This study sought to investigate the quality of Iranian RCTs included in CRs based on the evaluations of Cochrane reviewers. To the best of the authors’ knowledge, this study pioneered the quality evaluation of RCTs at a national scale using the Cochrane RoB tool. The quality of Iranian RCTs was found to be low in terms of the majority of RoB domains with a high or unclear RoB, which were mostly associated with the study design and included random sequence generation, allocation concealment and blinding.
A few studies mainly assessed RCTs of special subjects or fields using the CONSORT checklist and yielded consistent findings suggesting the poor methodological quality and reporting of the Iranian RCTs [22–25].

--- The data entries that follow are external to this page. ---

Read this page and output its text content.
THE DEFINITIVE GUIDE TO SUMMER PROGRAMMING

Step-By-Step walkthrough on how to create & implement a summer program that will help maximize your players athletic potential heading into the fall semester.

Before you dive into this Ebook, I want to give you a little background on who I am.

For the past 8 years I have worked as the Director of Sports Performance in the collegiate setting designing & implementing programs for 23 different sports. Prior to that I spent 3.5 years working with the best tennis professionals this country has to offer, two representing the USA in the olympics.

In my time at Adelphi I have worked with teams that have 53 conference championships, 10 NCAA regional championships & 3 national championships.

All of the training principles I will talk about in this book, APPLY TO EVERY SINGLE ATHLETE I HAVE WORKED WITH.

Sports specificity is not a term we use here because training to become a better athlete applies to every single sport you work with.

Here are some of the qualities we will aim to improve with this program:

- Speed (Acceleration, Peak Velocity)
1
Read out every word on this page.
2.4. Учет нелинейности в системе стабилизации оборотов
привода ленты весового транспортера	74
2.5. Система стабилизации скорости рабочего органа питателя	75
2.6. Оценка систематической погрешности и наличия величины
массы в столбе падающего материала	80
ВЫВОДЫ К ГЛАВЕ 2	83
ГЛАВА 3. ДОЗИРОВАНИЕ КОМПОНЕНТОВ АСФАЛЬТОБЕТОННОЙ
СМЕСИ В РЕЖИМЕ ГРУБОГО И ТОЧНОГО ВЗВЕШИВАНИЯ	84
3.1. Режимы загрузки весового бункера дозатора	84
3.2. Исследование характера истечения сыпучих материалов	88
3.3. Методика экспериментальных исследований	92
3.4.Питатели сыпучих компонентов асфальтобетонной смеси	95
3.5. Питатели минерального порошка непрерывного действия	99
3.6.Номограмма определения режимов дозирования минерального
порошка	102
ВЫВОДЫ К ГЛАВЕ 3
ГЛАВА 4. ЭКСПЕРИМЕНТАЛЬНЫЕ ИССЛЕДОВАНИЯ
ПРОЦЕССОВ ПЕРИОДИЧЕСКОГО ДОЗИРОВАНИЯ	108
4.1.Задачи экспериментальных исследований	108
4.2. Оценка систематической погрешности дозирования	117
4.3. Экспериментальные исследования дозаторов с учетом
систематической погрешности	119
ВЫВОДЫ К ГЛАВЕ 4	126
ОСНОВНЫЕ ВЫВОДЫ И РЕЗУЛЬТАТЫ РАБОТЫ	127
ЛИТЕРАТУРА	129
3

The present study found the RoB of 44.9% of the Iranian RCTs to be low in terms of random sequence generation, while the status of the remaining RCTs was impossible to be evaluated in terms of randomization given the inadequate data. Similarly, randomization was invalidated in 35.5%-98.7% of Iranian RCTs owing to their failure to report their randomization method, as was the case for the RCTs conducted in other countries [22, 26–28]; for instance, a low RoB was reported in terms of randomization for 44% of RCTs performed in Saudi Arabia [15]. A low RoB was also reported for below 50% of 1286 RCTs included in CRs.[29] Given that this problem is not specific to Iran, it is recommended that efforts be made at a global scale to enhance the quality of RCTs in this domain.
Blinding was assessed as two subdomains, i.e. blinding of participants and personnel (performance bias) and blinding of outcome assessors and analysts (detection bias). In terms of performance bias, only 32.3% (n = 262) of the included studies were assessed as low-risk, while 299 studies used placebos as the method of blinding their participants and personnel. This difference between the number of low-risk studies and that of studies using placebos shows the failure of Iranian researchers to comprehend the mechanism of implementing placebos to hide interventions from the participants or indicates their inability to properly explain the mechanism in a way that Cochrane reviewers are persuaded with the explanation. One-third of the studies were also evaluated as low-risk in terms of detection bias, which can be explained by the unwillingness of Iranians to participate in completely-blinded trials and failure to report the study details, which made it difficult for the reviewers to assess bias. Research generally suggests inadequately-performed blinding in the RCTs conducted in Iran and other countries [15, 29, 30].
A low RoB was assigned to attrition bias in 56.3% of cases, suggesting a low number of patients failing to follow up in the Iranian RCTs. In line with studies assessing Iranian RCTs in this domain, the present study found Iranian researchers to be relatively successful in providing data on the patients withdraw the study. Studies conducted in countries other than Iran have also reported the RoB of many RCTs as low in this domain [15, 29]. A low RoB was assigned to selective outcome reporting in 436 (41.3%) RCTs and an unclear RoB to 453 (42.9%). This high frequency of unclear RoB can be explained by the failure of the majority of Iranian authors to register their studies in databases such as the IRCT, which resulted in failing to publish the study protocol before the final results were published. The reviewers had therefore difficulty evaluating this domain based on the outcomes reported in the article. Given the generally-difficult assessment of selective outcome reporting and other bias domains [31] these results should be cautiously interpreted.
The limitations of the Iranian RCTs included a small sample, which was below 60 in their majority. The distribution of the sites of conducting the RCTs was also heterogeneous and many of the studies were unicenter and conducted in Tehran, the capital of Iran, which can be explained by the significantly higher number of universities and top medical universities located in Tehran compared to in other cities and provinces. It is recommended that more collaborative, multi-center and high-quality studies be conducted by making proper research policies.
According to Chalmers and Glasziou, an estimated significant portion (85%) of medical research is wasted in many dimensions and phases, namely relevance of the research question to the patients and physicians, appropriateness of the study design, accessibility of full text and unbiased and usable reporting. The present findings suggest the limitations of Iranian RCTs include all these four dimensions. Some of these issues, e.g. low-quality reporting, could be simply avoided. The introduction of the CONSORT statement in 1996 [4] has increased the percentage of studies with a low RoB in randomization, blinding of outcome assessors, incomplete data reporting and other sources of bias. However, the high frequency of unclear RoB in all the domains can be an alarming sign of low-quality reporting in Iranian RCTs.
The strengths of the present study include the evaluation of the RCTs by third-party reviewers with no prejudices or bias. The RoB was, however, differently reported in different CRs for the same RCT. This discrepancy was also raised in previous assessments of the RoB based on the Cochrane tool [32].